O szerokiej współpracy artystów i różnych środowisk kulturalnych na polsko - czeskim pograniczu opowiada naszym słuchaczom Ryszard Ziółkowski.
- Kontakty z Jesenicką Grupą Artystyczną nawiązaliśmy jeszcze przed 90. rokiem, kiedy nie była jeszcze otwarta granica. Ta przyjaźń nie tylko trwa do dziś, ale staje się coraz mocniejsza. Teraz, jak wspominam tamte lata, to się sam dziwię, skąd było w nas tyle samozaparcia. Przewiezienie rzeźb czy obrazów przez granicę wymagało wielu przygotowań, zezwoleń, pism i pieczątek. A nam się chciało i dawaliśmy radę. Nieraz trzeba było nawet przemycić jakiś mały obrazek jako prezent dla kogoś. To były emocje – śmieje się artysta.
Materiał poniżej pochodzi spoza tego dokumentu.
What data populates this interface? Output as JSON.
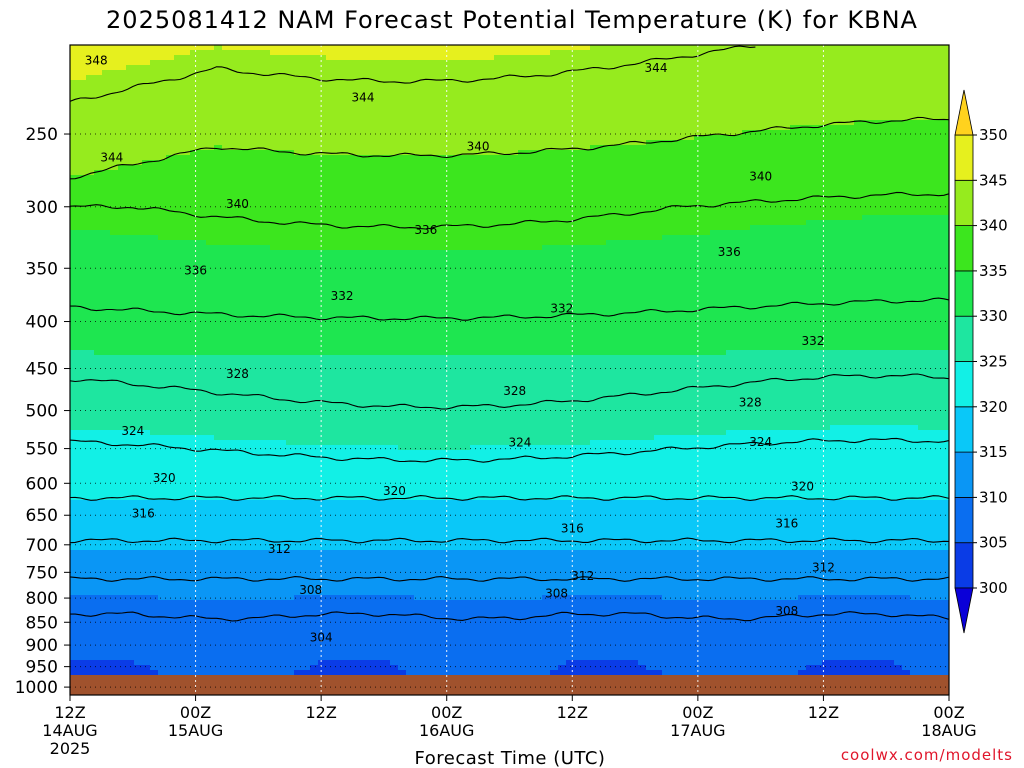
{
  "chart_data": {
    "type": "heatmap",
    "title": "2025081412 NAM Forecast Potential Temperature (K) for KBNA",
    "xlabel": "Forecast Time (UTC)",
    "ylabel": "",
    "credit": "coolwx.com/modelts",
    "x_ticks": [
      {
        "hours": 0,
        "label": "12Z",
        "sub": "14AUG",
        "sub2": "2025"
      },
      {
        "hours": 12,
        "label": "00Z",
        "sub": "15AUG",
        "sub2": ""
      },
      {
        "hours": 24,
        "label": "12Z",
        "sub": "",
        "sub2": ""
      },
      {
        "hours": 36,
        "label": "00Z",
        "sub": "16AUG",
        "sub2": ""
      },
      {
        "hours": 48,
        "label": "12Z",
        "sub": "",
        "sub2": ""
      },
      {
        "hours": 60,
        "label": "00Z",
        "sub": "17AUG",
        "sub2": ""
      },
      {
        "hours": 72,
        "label": "12Z",
        "sub": "",
        "sub2": ""
      },
      {
        "hours": 84,
        "label": "00Z",
        "sub": "18AUG",
        "sub2": ""
      }
    ],
    "xlim_hours": [
      0,
      84
    ],
    "y_ticks": [
      250,
      300,
      350,
      400,
      450,
      500,
      550,
      600,
      650,
      700,
      750,
      800,
      850,
      900,
      950,
      1000
    ],
    "ylim_hpa": [
      200,
      1020
    ],
    "y_scale": "log pressure (inverted)",
    "grid": "dotted",
    "colorbar": {
      "levels": [
        300,
        305,
        310,
        315,
        320,
        325,
        330,
        335,
        340,
        345,
        350
      ],
      "colors": [
        "#0a00d8",
        "#0a3ce6",
        "#0a6ef0",
        "#0a96f5",
        "#0ac8f8",
        "#12f0e6",
        "#1ee6a0",
        "#1ee650",
        "#3ce61e",
        "#96eb1e",
        "#e6f01e",
        "#ffd21e"
      ]
    },
    "contour_interval_K": 4,
    "contour_labels": [
      {
        "h": 2.5,
        "p": 208,
        "v": "348"
      },
      {
        "h": 56,
        "p": 212,
        "v": "344"
      },
      {
        "h": 28,
        "p": 228,
        "v": "344"
      },
      {
        "h": 4,
        "p": 265,
        "v": "344"
      },
      {
        "h": 39,
        "p": 258,
        "v": "340"
      },
      {
        "h": 66,
        "p": 278,
        "v": "340"
      },
      {
        "h": 16,
        "p": 298,
        "v": "340"
      },
      {
        "h": 34,
        "p": 318,
        "v": "336"
      },
      {
        "h": 63,
        "p": 336,
        "v": "336"
      },
      {
        "h": 12,
        "p": 352,
        "v": "336"
      },
      {
        "h": 26,
        "p": 375,
        "v": "332"
      },
      {
        "h": 47,
        "p": 387,
        "v": "332"
      },
      {
        "h": 71,
        "p": 420,
        "v": "332"
      },
      {
        "h": 16,
        "p": 456,
        "v": "328"
      },
      {
        "h": 42.5,
        "p": 476,
        "v": "328"
      },
      {
        "h": 65,
        "p": 490,
        "v": "328"
      },
      {
        "h": 6,
        "p": 526,
        "v": "324"
      },
      {
        "h": 43,
        "p": 542,
        "v": "324"
      },
      {
        "h": 66,
        "p": 541,
        "v": "324"
      },
      {
        "h": 9,
        "p": 592,
        "v": "320"
      },
      {
        "h": 31,
        "p": 612,
        "v": "320"
      },
      {
        "h": 70,
        "p": 605,
        "v": "320"
      },
      {
        "h": 7,
        "p": 647,
        "v": "316"
      },
      {
        "h": 48,
        "p": 672,
        "v": "316"
      },
      {
        "h": 68.5,
        "p": 664,
        "v": "316"
      },
      {
        "h": 20,
        "p": 707,
        "v": "312"
      },
      {
        "h": 49,
        "p": 757,
        "v": "312"
      },
      {
        "h": 72,
        "p": 741,
        "v": "312"
      },
      {
        "h": 23,
        "p": 784,
        "v": "308"
      },
      {
        "h": 46.5,
        "p": 791,
        "v": "308"
      },
      {
        "h": 68.5,
        "p": 826,
        "v": "308"
      },
      {
        "h": 24,
        "p": 883,
        "v": "304"
      }
    ]
  }
}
Ryszard Ziółkowski, to uznany twórca – malarz, rzeźbiarz, ceramik, zdobywca wielu nagród, autor ponad stu wystaw. Przez lata był kierownikiem Domu Plastyka w Paczkowie, obecnie jest szefem Nyskiej Grupy Artystycznej i członkiem Związku Polskich Artystów i Plastyków. W tym roku zorganizował już po raz 14. Międzynarodowy Plener Artystyczny w Paczkowie z udziałem twórców z kilku kontynentów. Nie zabrakło na nim sąsiadów z Czech.